En effet, comment interpréter autrement cette profession de foi fédéraliste jusqu’à l’excès du président de la République française? En qualifiant la moitié des Québécois de « sectaires », « enfermé sur eux-mêmes » et qu’ils « détestent » autrui, Sarkozy relayait ainsi les valeurs de son vieil ami Desmarais, ce franco-ontarien pour qui l’indépendance du Québec signifierait la fin de son idéal franco-canadien.
Sarkozy ne se contente pas de payer ses dettes en paroles, il le fait aussi en actes. En annonçant la privatisation de Gaz de France, l’été dernier, et sa reprise par le groupe Suez, que possède partiellement Power Corporation, il a contribué à enrichir spectaculairement son ami Paul, un des deux seuls étrangers présents au restaurant le Fouquet’s le soir de sa victoire aux élections présidentielles.
Le voici le vrai retour sur placement pour le milliardaire du domaine Sagard, à Charlevoix. La voilà la vraie valeur de l’amitié.
Les autres « amis »
Paul Desmarais a beaucoup d’autres « amis ». En fait, l’homme que le Globe and Mail a qualifié en 2005 de personnalité la plus puissante du Canada1 a ses entrées à peu près partout au pays. On se demande s’il devient ami avec des hommes puissants ou si ses amis deviennent miraculeusement puissants. 2

* Jean Chrétien, ancien premier ministre: Avant de devenir chef du Parti Libéral du Canada, Chrétien a sa place sur le conseil d’administration de la Consolidated Bathurst, une filiale de Power Corporation. France, sa fille, est mariée avec André Desmarais, le fils de Paul. Lorsqu’il devient premier ministre, Chrétien retire l’appui du Canada à une condamnation des violations des droits humains par la Chine après que celle-ci menace de retirer aux firmes canadiennes (dont Power Corporation, représentée par André Desmarais) des projets électriques.
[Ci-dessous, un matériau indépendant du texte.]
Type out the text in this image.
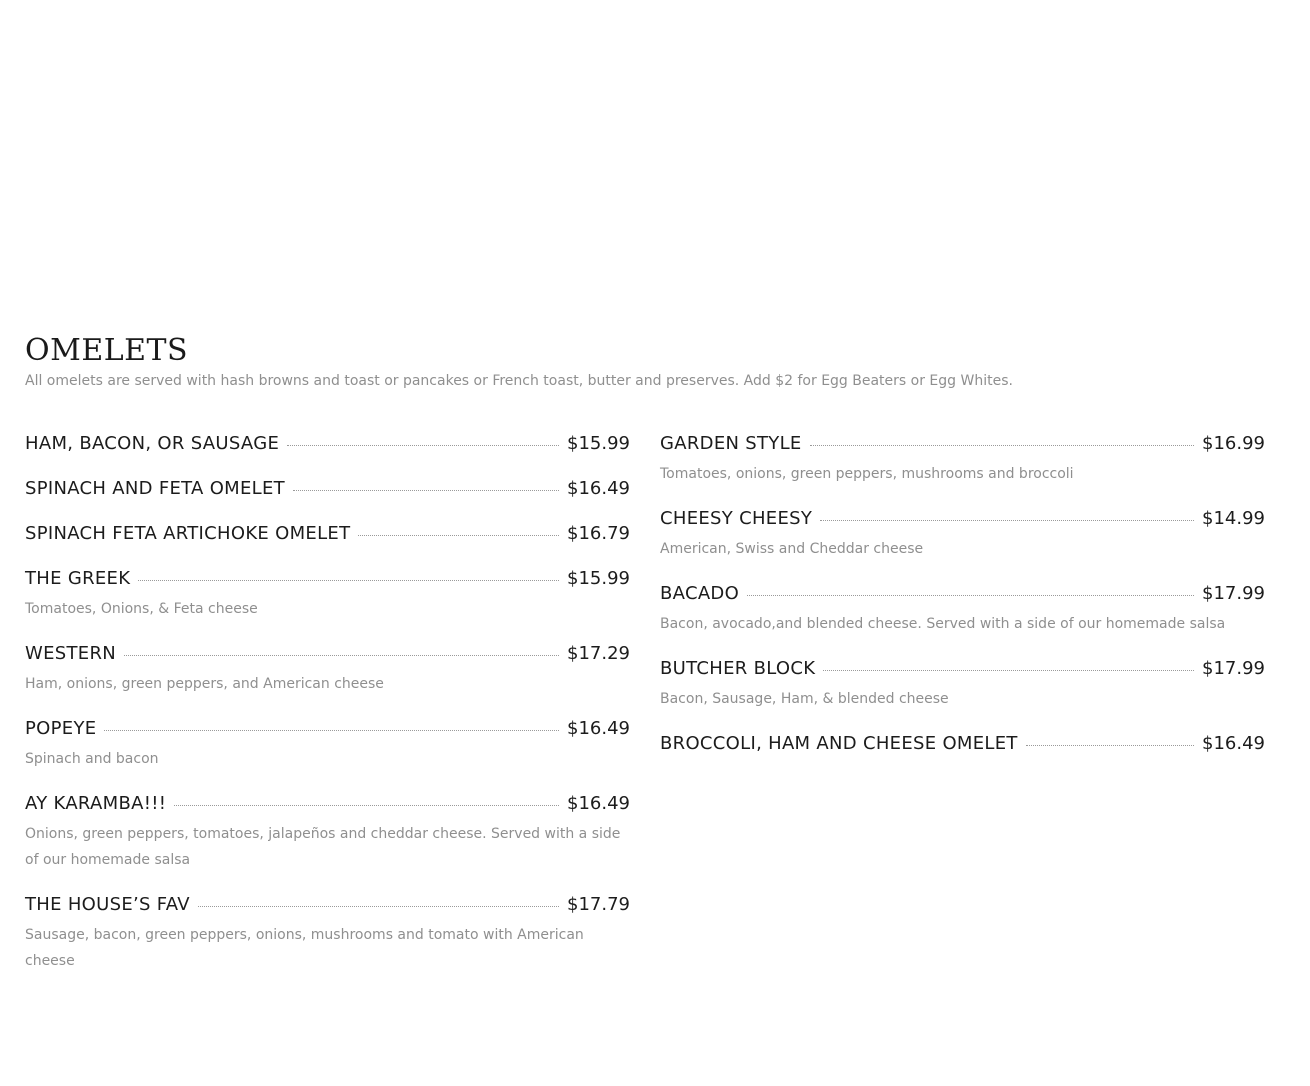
OMELETS

All omelets are served with hash browns and toast or pancakes or French toast, butter and preserves. Add $2 for Egg Beaters or Egg Whites.

HAM, BACON, OR SAUSAGE	$15.99
SPINACH AND FETA OMELET	$16.49
SPINACH FETA ARTICHOKE OMELET	$16.79
THE GREEK	$15.99
Tomatoes, Onions, & Feta cheese
WESTERN	$17.29
Ham, onions, green peppers, and American cheese
POPEYE	$16.49
Spinach and bacon
AY KARAMBA!!!	$16.49
Onions, green peppers, tomatoes, jalapeños and cheddar cheese. Served with a side of our homemade salsa
THE HOUSE’S FAV	$17.79
Sausage, bacon, green peppers, onions, mushrooms and tomato with American cheese
GARDEN STYLE	$16.99
Tomatoes, onions, green peppers, mushrooms and broccoli
CHEESY CHEESY	$14.99
American, Swiss and Cheddar cheese
BACADO	$17.99
Bacon, avocado,and blended cheese. Served with a side of our homemade salsa
BUTCHER BLOCK	$17.99
Bacon, Sausage, Ham, & blended cheese
BROCCOLI, HAM AND CHEESE OMELET	$16.49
Raymond Chrétien, le neveu de Jean, est présentement chez Fasken Martineau, un important cabinet d’avocats dont Power Corporation est client. Auparavant, il était ambassadeur en France. Le conseiller principal de Chrétien depuis trente ans est Mitchel Sharp, qui siège sur la commission Trilatérale de David Rockefeller depuis 1981.
* Paul Martin, ancien premier ministre : Martin commence à travailler pour Desmarais en 1960. En 1974, Desmarais fait de Martin le président de la « Canada Steamship Lines » et le rend incroyablement riche en 1981 lorsqu’il lui vend la compagnie. 3
* Pierre Elliot Trudeau, ancien premier ministre : Il a siégé sur le International Advisory Board de Power Corporation. 4 Son assistant, Ted Johnson, un ami du chef de l’équipe de Jean Chrétien Eddie Goldenberg, a été vice-président et secrétaire de Power Corporation. Michael Pitfield, qui a été secrétaire de cabinet de Trudeau de 1975 à 1979, a été vice-président de Power Corporation et est directeur émérite aujourd’hui.
* Maurice Strong : Cet homme, un « croisement entre Raspoutine et Machiavel », selon la journaliste Ann-Marie McDonald, a été président de Power Corporation jusqu’en 1966. Il est devenu un bureaucrate du Parti Libéral et a été nommé directeur de Petro-Canada lorsque Trudeau a créé la compagnie d’État en 1976. Il a été un architecte de l’accord de Kyoto, un conseiller du président de la Banque mondiale et co-auteur d’un livre avec l’ancien secrétaire soviétique Gorbatchev sur l’établissement d’un nouvel ordre mondial.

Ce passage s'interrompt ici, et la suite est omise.